@ musicus65

    Am 4.11. würde er in Begleitung seine Sachen abholen und gleichzeitig würde der Umgangskontakt an diesem Tag eingeleitet werden von 10-17 Uhr. Mittelfristig strebt Herr R. an, 14tägig seinen Sohn Freitag um 17 Uhr zu holen und Sonntag um 17 Uhr zu bringen.

    Seine Sachen solltest Du ihm natürlich geben, ohne größeren Zeitverzug, es ist ja sein Eigentum. Aber ich nehme an, daß das auch kein großes Problem darstellt.


    Was das Kind angeht, solltest Du dich von Leuten, die sich mit solchen Situationen auskennen, fachlich beraten lassen.

    Er hat ja einen Teil seiner Sachen mitgenommen. Warum den Rest nicht, weiß ich nicht. Ich hatte die Wohnung verlassen und als ich wiederkam, waren da noch Sachen. Ich sagte, er solle meinen Schlüsselbund hierlassen. Aber den hat er mitgenommen.

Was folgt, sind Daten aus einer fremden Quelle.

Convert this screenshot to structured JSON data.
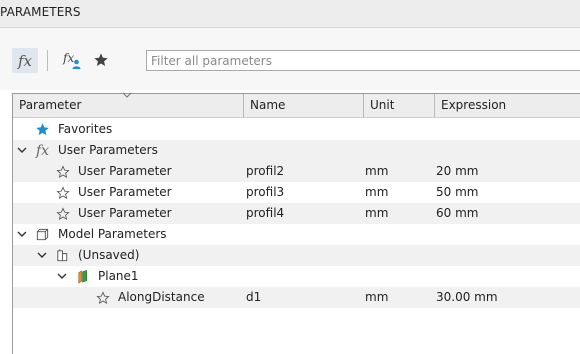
{
  "window": {
    "title": "PARAMETERS"
  },
  "toolbar": {
    "fx_glyph": "fx",
    "user_fx_glyph": "fx",
    "filter_placeholder": "Filter all parameters",
    "filter_value": ""
  },
  "columns": {
    "parameter": "Parameter",
    "name": "Name",
    "unit": "Unit",
    "expression": "Expression"
  },
  "tree": {
    "favorites": {
      "label": "Favorites"
    },
    "user_parameters": {
      "label": "User Parameters",
      "glyph": "fx",
      "items": [
        {
          "label": "User Parameter",
          "name": "profil2",
          "unit": "mm",
          "expression": "20 mm"
        },
        {
          "label": "User Parameter",
          "name": "profil3",
          "unit": "mm",
          "expression": "50 mm"
        },
        {
          "label": "User Parameter",
          "name": "profil4",
          "unit": "mm",
          "expression": "60 mm"
        }
      ]
    },
    "model_parameters": {
      "label": "Model Parameters",
      "unsaved": {
        "label": "(Unsaved)",
        "plane": {
          "label": "Plane1",
          "param": {
            "label": "AlongDistance",
            "name": "d1",
            "unit": "mm",
            "expression": "30.00 mm"
          }
        }
      }
    }
  },
  "icons": {
    "fx_button": "fx-function-icon",
    "user_fx_button": "user-function-icon",
    "favorites_button": "star-icon",
    "favorite_toggle": "star-outline-icon",
    "model_parameters": "cube-icon",
    "unsaved": "component-icon",
    "plane": "plane-icon"
  },
  "colors": {
    "accent_blue": "#1a8fd9",
    "fx_button_bg": "#dfe6ee",
    "header_bg": "#ededed",
    "alt_row": "#f1f1f1"
  }
}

    Die Sachen kann er sofort holen. Aber dazu scheint er auch erst am vom Anwalt festgelegten, mit ihm ausgemachten Termin in der Lage zu sein.

    Zitat

    Am 4.11. würde er in Begleitung seine Sachen abholen

    Wieso eigentlich mit Begleitung? Sind die Sachen denn so schwer, daß er sie nicht alleine zum Auto bringen kann? Und hast Du eine Ahnung, wer die "Begleitung" sein wird?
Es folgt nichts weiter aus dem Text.